Les chances que les choses se passent ainsi sont évidemment
bien minces. Le PS a déjà manqué plusieurs occasions de faire ce divorce. En
2007, la percée de Bayrou, qui était le seul à même de battre Nicolas Sarkozy
au second tour, aurait dû provoquer l’explosion du parti et une alliance
Bayrou-Royal. L’aile gauche du PS ne l’aurait bien sûr pas accepté, et après ?
Le Parti de gauche aurait pu être fondé avec deux ans d’avance. Par la suite,
lorsque Hollande, devenu président, a renié et même foulé aux pieds toutes ses
promesses de mettre au pas la haute finance, le divorce aurait encore dû avoir
lieu. L’arrivée de Valls au poste de Premier ministre en était l’occasion
évidente. Les « frondeurs » ont préféré continuer à « fronder »
de l’intérieur, c’est-à-dire à ne rien faire.
Il est donc probable qu’il en ira encore de même. Les
militants et surtout les cadres auront sans doute trop peur de perdre leurs
places (de conseillers municipaux ou généraux, de maires, de permanents etc.)
pour oser quitter ce navire qui ne peut pourtant plus être sauvé ; et le
candidat désigné préférera s’accrocher à une vaine candidature de témoignage,
dont au moins il pourra tirer personnellement des profits politiques, plutôt que
de favoriser ses idées en se désistant.

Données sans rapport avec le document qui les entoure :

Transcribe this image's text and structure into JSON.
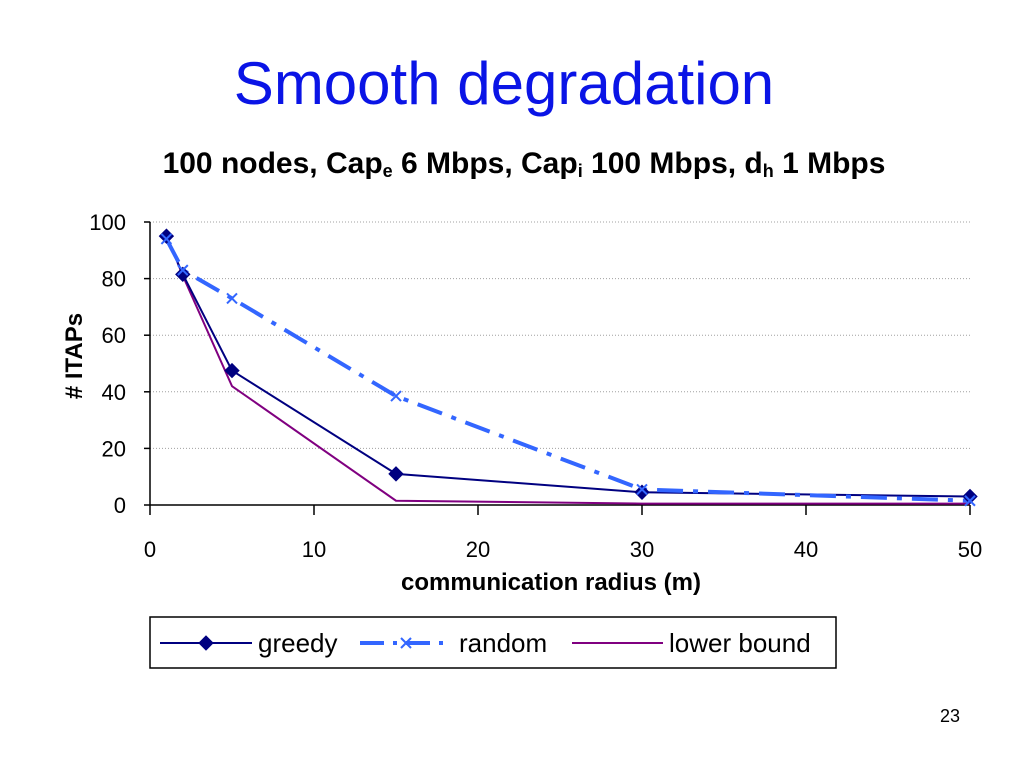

En d’autres termes, le couple
continuera à se déchirer et à se taper dessus, mais n’osera pas la séparation
de peur de dilapider le patrimoine commun : un divorce, ça coûte cher. Les
socio-démocrates, hier dominants dans le parti, vont peut-être devoir céder
temporairement la place aux socialistes : qu’importe, ils estimeront
préférable d’attendre la défaite pour reconquérir la direction dans ses ruines.
Et donc, il y aura un grand perdant : soit Macron, soit
Mélenchon. Si l’arithmétique électorale fonctionne sans surprise, Hamon sera
élu, ce qui fera encore un peu plus souffler le vent dans les voiles de Macron
mais réduira d’autant le socle électoral de Mélenchon. C’est dommage pour lui :
pour la première fois, je me disais qu’il avait une toute petite fenêtre pour
accéder au second tour. Mais comme, quel que soit son adversaire, il ne pouvait
pas le battre in fine, ce n’est peut-être
pas plus mal. Si Valls est bien éliminé, Macron sera probablement en 2017 celui
que Bayrou a été il y a dix ans : le seul à même de battre à la fois la
droite dure de Fillon et l’extrême-droite de Le Pen. Fillon doit d’ailleurs
avoir en ce moment de belles sueurs froides, et ça au moins, ça console de
tout.
Qu’est-ce que je vous disais ? Le candidat qui sera élu
en mai prochain, quel qu’il soit, n’aura pas les solutions pour nous sortir de
la Crise que nous ne faisons que commencer à traverser. Mais au moins, en
attendant, et contrairement aux deux dernières présidentielles, on s’amuse et
on a un peu de suspens, avec tout plein de beaux retournements de situation.